On the Role of Fault Localization Context for LLM-Based Program Repair
Summary: arXiv:2604.05481v1 Announce Type: cross
Abstract: Fault Localization (FL) is a key component of Large Language Model (LLM)-based Automated Program Repair (APR), yet its impact remains underexplored. In particular, it is unclear how much localization is needed, whether additional context beyond the predicted buggy location is beneficial, and how such context should be retrieved. We conduct a large-scale empirical study on 500 SWE-bench Verified instances using GPT-5-mini, evaluating 61 configurations that vary file-level, element-level, and line-level context.
Our results show that more context does not consistently improve repair performance. File-level localization is the dominant factor, yielding a 15-17x improvement over a no-file baseline. Expanding file context is often associated with improved performance, with successful repairs most commonly observed in configurations with approximately 6-10 relevant files. Element-level context expansion provides conditional gains that depend strongly on the file context quality, while line-level context expansion frequently degrades performance due to noise amplification. LLM-based retrieval generally outperforms structural heuristics while using fewer files and tokens.
Overall, the most effective FL context strategy typically combines a broad semantic understanding at higher abstraction levels with precise line-level localization. These findings challenge our assumption that increasing the localization context uniformly improves APR, and provide practical guidance for designing LLM-based FL strategies.
Key Findings
- File-level localization is a critical factor, resulting in a significant performance boost.
- Expanding file context tends to lead to better repair outcomes, particularly with 6-10 relevant files.
- Element-level context can be beneficial, but its effectiveness is heavily reliant on the quality of file context.

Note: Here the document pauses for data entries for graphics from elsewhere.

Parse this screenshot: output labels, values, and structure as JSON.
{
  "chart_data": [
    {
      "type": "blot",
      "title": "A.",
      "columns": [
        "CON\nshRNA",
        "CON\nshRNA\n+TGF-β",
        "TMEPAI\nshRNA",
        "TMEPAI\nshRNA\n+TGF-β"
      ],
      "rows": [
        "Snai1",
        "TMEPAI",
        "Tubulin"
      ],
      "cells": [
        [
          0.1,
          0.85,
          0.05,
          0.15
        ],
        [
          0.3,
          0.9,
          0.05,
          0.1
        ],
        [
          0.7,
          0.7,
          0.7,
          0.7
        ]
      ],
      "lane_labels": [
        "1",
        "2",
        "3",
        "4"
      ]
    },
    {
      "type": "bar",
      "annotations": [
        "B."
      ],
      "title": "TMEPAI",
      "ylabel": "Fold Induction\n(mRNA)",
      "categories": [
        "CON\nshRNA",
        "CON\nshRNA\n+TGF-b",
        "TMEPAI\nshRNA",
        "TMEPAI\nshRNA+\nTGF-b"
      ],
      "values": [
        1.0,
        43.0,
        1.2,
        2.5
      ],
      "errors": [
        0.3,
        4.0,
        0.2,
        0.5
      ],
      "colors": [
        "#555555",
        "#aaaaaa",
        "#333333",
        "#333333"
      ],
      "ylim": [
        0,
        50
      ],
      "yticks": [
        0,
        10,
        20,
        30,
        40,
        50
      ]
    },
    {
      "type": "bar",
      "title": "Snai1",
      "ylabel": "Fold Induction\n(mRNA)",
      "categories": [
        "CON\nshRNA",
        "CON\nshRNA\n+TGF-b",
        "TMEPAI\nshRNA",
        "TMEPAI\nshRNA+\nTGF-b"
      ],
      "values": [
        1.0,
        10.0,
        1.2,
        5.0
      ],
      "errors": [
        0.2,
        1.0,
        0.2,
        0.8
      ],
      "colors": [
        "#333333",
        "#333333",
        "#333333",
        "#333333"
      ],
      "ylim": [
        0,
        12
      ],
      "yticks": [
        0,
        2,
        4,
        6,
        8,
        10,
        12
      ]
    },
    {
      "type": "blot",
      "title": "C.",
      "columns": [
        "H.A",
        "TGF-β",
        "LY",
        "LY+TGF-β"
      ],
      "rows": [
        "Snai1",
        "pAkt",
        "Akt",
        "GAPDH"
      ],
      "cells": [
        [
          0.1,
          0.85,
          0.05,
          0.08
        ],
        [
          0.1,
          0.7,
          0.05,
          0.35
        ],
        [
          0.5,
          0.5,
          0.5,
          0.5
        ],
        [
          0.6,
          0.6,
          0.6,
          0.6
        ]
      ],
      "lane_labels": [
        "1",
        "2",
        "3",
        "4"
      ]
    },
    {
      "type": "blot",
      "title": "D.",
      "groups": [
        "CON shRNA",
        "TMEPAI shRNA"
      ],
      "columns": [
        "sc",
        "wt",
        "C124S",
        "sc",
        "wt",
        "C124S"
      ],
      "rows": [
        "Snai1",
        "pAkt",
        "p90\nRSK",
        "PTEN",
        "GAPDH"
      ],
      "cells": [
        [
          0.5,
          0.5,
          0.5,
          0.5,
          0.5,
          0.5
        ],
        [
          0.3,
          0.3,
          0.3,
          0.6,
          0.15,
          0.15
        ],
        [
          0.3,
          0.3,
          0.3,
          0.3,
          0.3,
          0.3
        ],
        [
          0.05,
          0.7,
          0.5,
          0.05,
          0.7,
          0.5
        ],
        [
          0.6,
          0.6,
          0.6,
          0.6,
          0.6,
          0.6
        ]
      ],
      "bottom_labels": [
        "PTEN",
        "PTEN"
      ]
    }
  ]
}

- Line-level context often introduces noise, which can negatively impact repair performance.
- LLM-based retrieval methods are more effective compared to traditional structural heuristics.
Implications for Future Research
This study opens several avenues for future research in the domain of Automated Program Repair. As LLMs continue to evolve, understanding the nuances of fault localization will be crucial. Researchers are encouraged to explore the following:
- Investigating the optimal balance of context types for various programming languages.
- Examining the effects of varying quality in code snippets on repair performance.
- Developing hybrid models that combine the strengths of LLMs with traditional program analysis techniques.
In conclusion, the study emphasizes the importance of context in fault localization and its implications for LLM-based APR. As the field progresses, these insights will be instrumental in refining approaches and enhancing the efficacy of program repair methodologies.